Actualmente se sigue esta norma última, y todavía existe un sector del público que acude a los conciertos que no sabe cuándo aplaudir; a veces hay quien se confunde y rompe la atmósfera, y ciertamente esto sienta muy mal entre el resto del público (donde me incluyo), que lo reprende severamente. Esto podría interpretarse como «una suerte de mandato divino cincelado en piedra», como lo define el autor del artículo, pero yo no lo veo así.

En mi opinión, el aplauso nunca ha dejado de ser una manifestación espontánea de aprobación. La música, como todas las artes, ha sufrido una evolución y el aplauso se ha ido amoldando a las necesidades que va demandando dicha evolución a lo largo del tiempo.

Me explico. En los comienzos del Clasicismo (por simplificar y no remontarnos más atrás), las sonatas —por poner un ejemplo— eran monotemáticas, de un solo movimiento, por lo que está claro que al final del movimiento surge el aplauso. Es probable que hubiera aplausos intermedios dado que dichas obras solían contar con cadencias donde el instrumentista improvisaba. Más tarde, las obras van ampliando el número de movimientos. Comienzan a surgir, por ejemplo, sonatas de tres o cuatro movimientos, como las de Mozart. Pero en estas obras todavía hay poca cohesión entre movimiento y movimiento; es decir, podría interpretarse cada movimiento por separado sin ningún problema. Tiene sentido, por tanto, aplaudir tras cada movimiento.

Con la llegada del Romanticismo y hasta nuestros días, se tiende a dotar de mayor coherencia al conjunto de movimientos entre sí, a crear un TODO. Y por supuesto que hay excepciones; criticadas, por cierto: por ejemplo, véase la Sonata nº2 de Chopin (que contiene, como tercer movimiento, la famosa Marcha Fúnebre).

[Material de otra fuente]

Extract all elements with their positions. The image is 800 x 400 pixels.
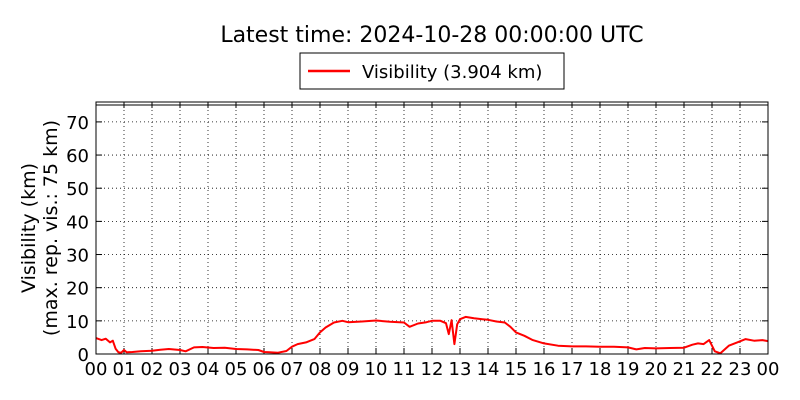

Esta sonata fue muy criticada en su día porque es una mezcolanza de 4 movimientos con poca o ninguna relación entre ellos.

Así pues, los movimientos ya no tienen sentido por separado. No puede interpretarse un solo movimiento de la Patética de Tchaikovsky, por ejemplo, porque dicha obra es un todo que hace un gran arco: hay una gran subida desde la desesperación del primer movimiento hasta el optimismo del tercero y una gran caída en el cuarto hasta la muerte. El aplauso único final surge como necesidad de la obra, igual que no apreciamos un cuadro mirando sólo una cuarta parte del mismo.

Ahora bien, podríamos plantearnos: entonces, ¿aplaudimos de diferente manera dependiendo del periodo al que pertenezca la obra que estamos escuchando? Mi opinión es que no, aunque puede defenderse la contraria perfectamente. De la misma manera, existen músicos con la opinión de que la música debe interpretarse con los instrumentos y las reglas estilísticas de su época. Yo también estoy en contra de dicha opinión. Los instrumentos han evolucionado, la música ha evolucionado, los instrumentistas han cambiado, y todos estos cambios, creo, han sido a mejor. Por tanto, ¿por qué no interpretar una obra de Bach tal y como la entendemos hoy en día, por qué no concebir las obras de cualquier periodo como un todo y aplaudir al final?

No veo una «trayectoria declinante» del aplauso. Simplemente responde a las necesidades de la música.